Once you have the best model, you can interpret the coefficients (for linear models) to understand the impact of each feature.

In [None]:
from sklearn.metrics import mean_squared_error

# Evaluate the best model on the test set
best_ridge_model = Ridge(alpha=100.0)
best_ridge_model.fit(X_train, y_train)
y_pred = best_ridge_model.predict(X_test)

# Calculate test MSE
test_mse = mean_squared_error(y_test, y_pred)
print(f"Test MSE for the best Ridge Regression model: {test_mse}")


### Interpretation of Model Coefficients:

 Since Ridge Regression is a linear model, you can interpret the coefficients to understand the impact of each feature on the target variable (price).

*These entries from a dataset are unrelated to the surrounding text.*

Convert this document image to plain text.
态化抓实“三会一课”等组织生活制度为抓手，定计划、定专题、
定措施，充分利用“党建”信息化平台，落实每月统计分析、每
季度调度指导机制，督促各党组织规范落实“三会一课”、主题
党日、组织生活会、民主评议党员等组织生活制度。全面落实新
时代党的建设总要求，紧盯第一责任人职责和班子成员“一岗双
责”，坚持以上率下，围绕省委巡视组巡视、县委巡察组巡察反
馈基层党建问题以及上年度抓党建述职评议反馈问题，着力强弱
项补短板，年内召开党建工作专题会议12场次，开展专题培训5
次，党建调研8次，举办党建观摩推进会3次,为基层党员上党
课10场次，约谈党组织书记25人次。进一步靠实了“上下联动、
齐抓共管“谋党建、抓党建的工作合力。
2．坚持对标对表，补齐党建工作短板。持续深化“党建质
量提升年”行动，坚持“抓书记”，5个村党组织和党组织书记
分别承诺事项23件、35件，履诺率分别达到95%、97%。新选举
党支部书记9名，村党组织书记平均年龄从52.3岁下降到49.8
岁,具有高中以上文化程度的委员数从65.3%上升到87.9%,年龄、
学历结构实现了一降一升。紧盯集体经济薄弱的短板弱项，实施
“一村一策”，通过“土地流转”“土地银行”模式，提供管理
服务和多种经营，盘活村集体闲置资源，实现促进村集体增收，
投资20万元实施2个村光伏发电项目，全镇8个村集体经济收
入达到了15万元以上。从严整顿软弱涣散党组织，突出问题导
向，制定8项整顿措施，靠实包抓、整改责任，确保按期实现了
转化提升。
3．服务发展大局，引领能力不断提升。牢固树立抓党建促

This can provide insights into which features are most influential.

In [None]:
# Extract and display coefficients
feature_names = X_train.columns
coefficients = best_ridge_model.coef_

coef_df = pd.DataFrame({
    'Feature': feature_names,
    'Coefficient': coefficients
}).sort_values(by='Coefficient', ascending=False)

print(coef_df)


In [None]:
plt.figure(figsize=(10, 12))
sns.barplot(x='Coefficient', y='Feature', data=coef_df, palette='coolwarm')
plt.title('Feature Coefficients')
plt.xlabel('Coefficient')
plt.ylabel('Feature')
plt.show()

In [None]:
import pandas as pd

# Assuming coef_df is your DataFrame with features and coefficients
# and vehicles_df_cleaned (the preprocessed DataFrame before dropping original columns) is available

# Select the top 10 features with the highest positive coefficients
top_positive_features = coef_df.sort_values(by='Coefficient', ascending=False).head(10)['Feature']

# Select the top 10 features with the lowest (most negative) coefficients
top_negative_features = coef_df.sort_values(by='Coefficient', ascending=True).head(10)['Feature']

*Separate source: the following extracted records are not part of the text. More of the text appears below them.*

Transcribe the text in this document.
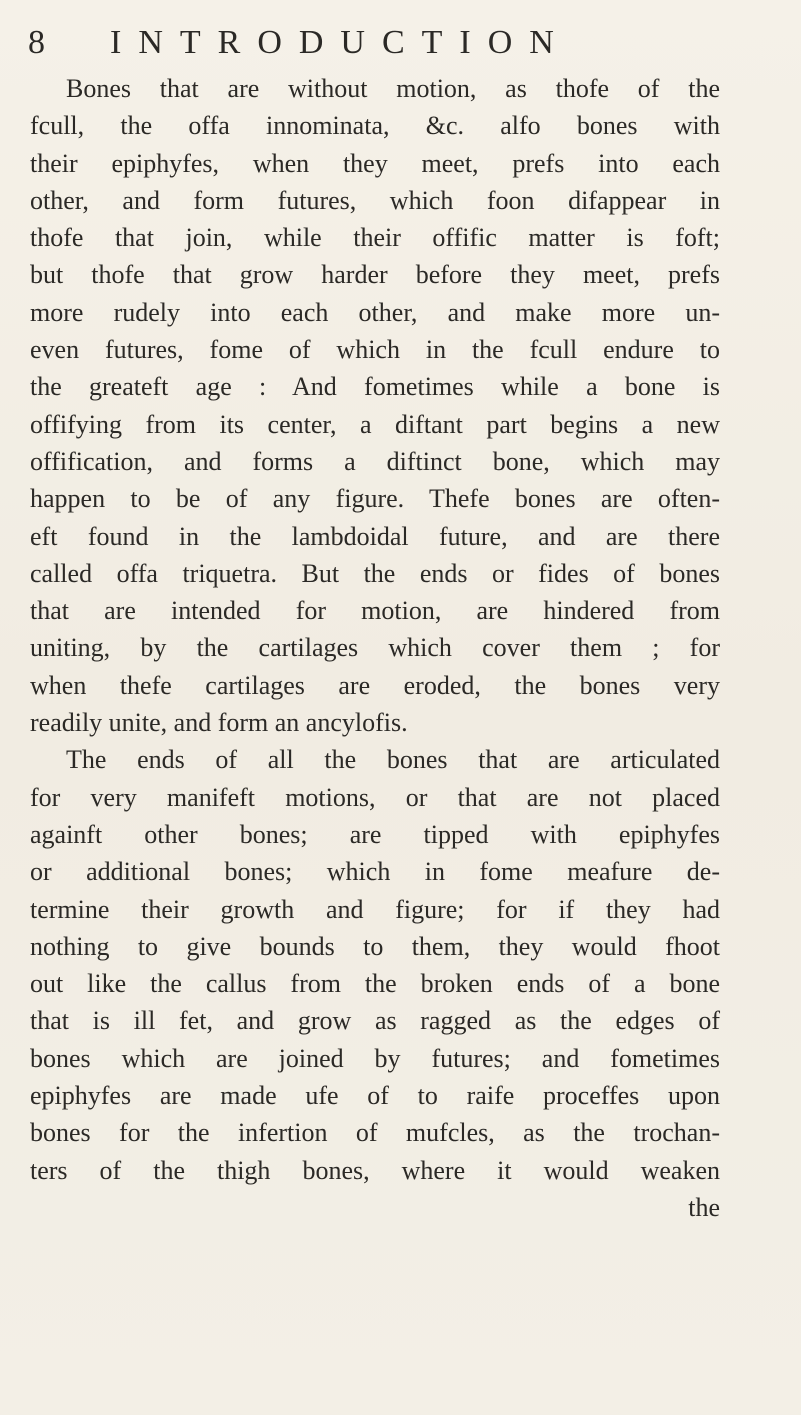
8 INTRODUCTION
Bones that are without motion, as thofe of the
fcull, the offa innominata, &c. alfo bones with
their epiphyfes, when they meet, prefs into each
other, and form futures, which foon difappear in
thofe that join, while their offific matter is foft;
but thofe that grow harder before they meet, prefs
more rudely into each other, and make more un-
even futures, fome of which in the fcull endure to
the greateft age : And fometimes while a bone is
offifying from its center, a diftant part begins a new
offification, and forms a diftinct bone, which may
happen to be of any figure. Thefe bones are often-
eft found in the lambdoidal future, and are there
called offa triquetra. But the ends or fides of bones
that are intended for motion, are hindered from
uniting, by the cartilages which cover them ; for
when thefe cartilages are eroded, the bones very
readily unite, and form an ancylofis.
The ends of all the bones that are articulated
for very manifeft motions, or that are not placed
againft other bones; are tipped with epiphyfes
or additional bones; which in fome meafure de-
termine their growth and figure; for if they had
nothing to give bounds to them, they would fhoot
out like the callus from the broken ends of a bone
that is ill fet, and grow as ragged as the edges of
bones which are joined by futures; and fometimes
epiphyfes are made ufe of to raife proceffes upon
bones for the infertion of mufcles, as the trochan-
ters of the thigh bones, where it would weaken
the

# Original columns to include in the output
original_columns = ['manufacturer', 'model', 'price', 'odometer', 'year']  # Add any other original columns you want to see

# Ensure the DataFrame you're working with includes these original columns
vehicles_df_with_originals = vehicles_df_cleaned.copy()

# Extract cars with top positive coefficients, including original columns
top_positive_cars = vehicles_df_with_originals[
    (vehicles_df_final[top_positive_features] > 0).any(axis=1)
][original_columns + top_positive_features.tolist()].head(10)

# Extract cars with top negative coefficients, including original columns
top_negative_cars = vehicles_df_with_originals[
    (vehicles_df_final[top_negative_features] > 0).any(axis=1)
][original_columns + top_negative_features.tolist()].head(10)

# Display the results
print("\nTop 10 Cars with Best Coefficients:")
print(top_positive_cars)

print("\nTop 10 Cars with Worst Coefficients:")
print(top_negative_cars)




In [None]:
import matplotlib.pyplot as plt
import seaborn as sns

# Calculate residuals
residuals = y_test - y_pred

# Plot residuals
plt.figure(figsize=(10, 6))
sns.histplot(residuals, kde=True)
plt.title("Distribution of Residuals")
plt.xlabel("Residuals")
plt.ylabel("Frequency")
plt.show()

plt.figure(figsize=(10, 6))
plt.scatter(y_pred, residuals)
plt.axhline(y=0, color='r', linestyle='--')
plt.title("Residuals vs Predicted")
plt.xlabel("Predicted Values")
plt.ylabel("Residuals")
plt.show()


In [None]:
from sklearn.preprocessing import PolynomialFeatures

# Suppose X_train has two features
poly = PolynomialFeatures(degree=2, interaction_only=True, include_bias=False)
X_poly = poly.fit_transform(X_train)

# X_poly will now contain original features, squared terms, and interaction terms
print(X_poly.shape)


### Evaluation

With some modeling accomplished, we aim to reflect on what we identify as a high quality model and what we are able to learn from this.  We should review our business objective and explore how well we can provide meaningful insight on drivers of used car prices.  Your goal now is to distill your findings and determine whether the earlier phases need revisitation and adjustment or if you have information of value to bring back to your client.

### Deployment

Now that we've settled on our models and findings, it is time to deliver the information to the client.  You should organize your work as a basic report that details your primary findings.  Keep in mind that your audience is a group of used car dealers interested in fine tuning their inventory.